Globally, investors are watching central bank commentary, US macroeconomic data releases, and geopolitical developments for cues on risk sentiment. Any sharp movement in bond yields or commodity prices could influence sectoral rotations and volatility levels.
Immediate resistance remains near recent swing highs, where profit-booking pressure has been consistently observed. Sustained trade above this zone is required to confirm continuation of the uptrend. On the downside, previously tested breakout levels now act as near-term support, followed by stronger demand zones aligned with key moving averages.
The broader structure remains constructive, but momentum indicators suggest a consolidation phase may persist until fresh triggers emerge.

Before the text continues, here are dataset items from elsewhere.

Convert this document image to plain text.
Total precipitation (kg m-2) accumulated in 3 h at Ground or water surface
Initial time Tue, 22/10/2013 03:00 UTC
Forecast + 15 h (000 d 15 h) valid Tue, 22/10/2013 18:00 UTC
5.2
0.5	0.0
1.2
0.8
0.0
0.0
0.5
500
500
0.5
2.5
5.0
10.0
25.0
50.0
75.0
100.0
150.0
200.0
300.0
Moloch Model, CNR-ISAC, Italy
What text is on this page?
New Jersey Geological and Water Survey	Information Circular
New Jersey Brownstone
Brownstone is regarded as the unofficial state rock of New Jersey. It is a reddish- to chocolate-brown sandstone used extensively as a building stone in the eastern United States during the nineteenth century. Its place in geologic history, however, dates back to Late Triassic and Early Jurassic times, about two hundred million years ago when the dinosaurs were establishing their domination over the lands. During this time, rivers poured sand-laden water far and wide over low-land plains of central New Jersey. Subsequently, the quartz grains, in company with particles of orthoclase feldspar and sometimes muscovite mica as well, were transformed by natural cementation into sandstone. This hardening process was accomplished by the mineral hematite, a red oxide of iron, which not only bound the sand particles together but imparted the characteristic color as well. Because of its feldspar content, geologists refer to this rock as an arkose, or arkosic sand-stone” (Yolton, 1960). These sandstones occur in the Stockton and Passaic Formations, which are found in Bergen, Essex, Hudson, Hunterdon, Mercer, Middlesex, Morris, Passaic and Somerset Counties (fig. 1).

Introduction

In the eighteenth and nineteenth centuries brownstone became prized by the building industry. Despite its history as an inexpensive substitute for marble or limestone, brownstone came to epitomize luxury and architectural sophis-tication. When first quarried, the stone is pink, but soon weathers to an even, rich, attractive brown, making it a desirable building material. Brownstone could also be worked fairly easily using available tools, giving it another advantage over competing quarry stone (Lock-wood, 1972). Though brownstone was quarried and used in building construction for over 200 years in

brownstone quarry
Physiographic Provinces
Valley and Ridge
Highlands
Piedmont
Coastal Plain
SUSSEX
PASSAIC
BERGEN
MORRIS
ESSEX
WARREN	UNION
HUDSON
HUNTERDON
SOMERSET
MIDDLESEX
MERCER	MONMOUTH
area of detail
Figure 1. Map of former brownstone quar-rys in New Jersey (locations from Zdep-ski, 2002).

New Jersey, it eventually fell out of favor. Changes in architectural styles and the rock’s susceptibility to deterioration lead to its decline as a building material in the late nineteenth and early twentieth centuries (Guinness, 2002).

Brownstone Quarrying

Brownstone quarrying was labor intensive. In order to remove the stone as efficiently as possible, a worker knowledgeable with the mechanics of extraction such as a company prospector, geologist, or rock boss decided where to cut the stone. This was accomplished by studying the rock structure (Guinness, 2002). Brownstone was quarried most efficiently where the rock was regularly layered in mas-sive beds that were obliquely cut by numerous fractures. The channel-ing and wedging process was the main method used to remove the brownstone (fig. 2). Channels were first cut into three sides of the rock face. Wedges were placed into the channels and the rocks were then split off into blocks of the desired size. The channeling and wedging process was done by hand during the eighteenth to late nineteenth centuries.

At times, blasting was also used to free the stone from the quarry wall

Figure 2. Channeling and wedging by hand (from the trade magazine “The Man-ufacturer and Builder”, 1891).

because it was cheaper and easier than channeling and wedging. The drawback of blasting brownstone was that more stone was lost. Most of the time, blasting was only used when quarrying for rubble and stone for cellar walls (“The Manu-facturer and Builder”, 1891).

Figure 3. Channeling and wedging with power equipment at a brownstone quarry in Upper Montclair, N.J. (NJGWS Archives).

The banking index continues to show relative strength compared to broader markets. However, repeated rejections near record highs indicate supply at elevated levels. Holding above key psychological supports is essential to maintain bullish structure. A decisive breakout above recent highs would open room for further upside, while failure to do so could lead to range-bound movement.
Market Breadth
Market breadth refers to the number of advancing stocks relative to declining stocks in a market session. Strong breadth indicates broad participation and healthy market structure, while weak breadth alongside rising indices often signals narrow leadership and potential exhaustion.
Breadth indicators are useful in assessing the quality and sustainability of market moves and should be evaluated alongside price action and volume.
The session reflected a classic phase of consolidation after recent highs, with selective sectoral leadership and cautious participation across broader markets. Institutional flows continued to play a stabilizing role, while volatility indicators suggested guarded optimism rather than aggressive risk-taking.
Market participants are advised to remain selective, focus on quality names, and track upcoming earnings and macro cues closely. The near-term outlook favors consolidation with stock-specific opportunities rather than broad-based directional moves.
This newsletter is for informational and educational purposes only and does not constitute investment advice. Provisional data is subject to revision by sources and will be reconciled next trading day. Market investments carry inherent risks, and past performance does not guarantee future results. Readers should conduct independent research and consult qualified financial advisors before making investment decisions.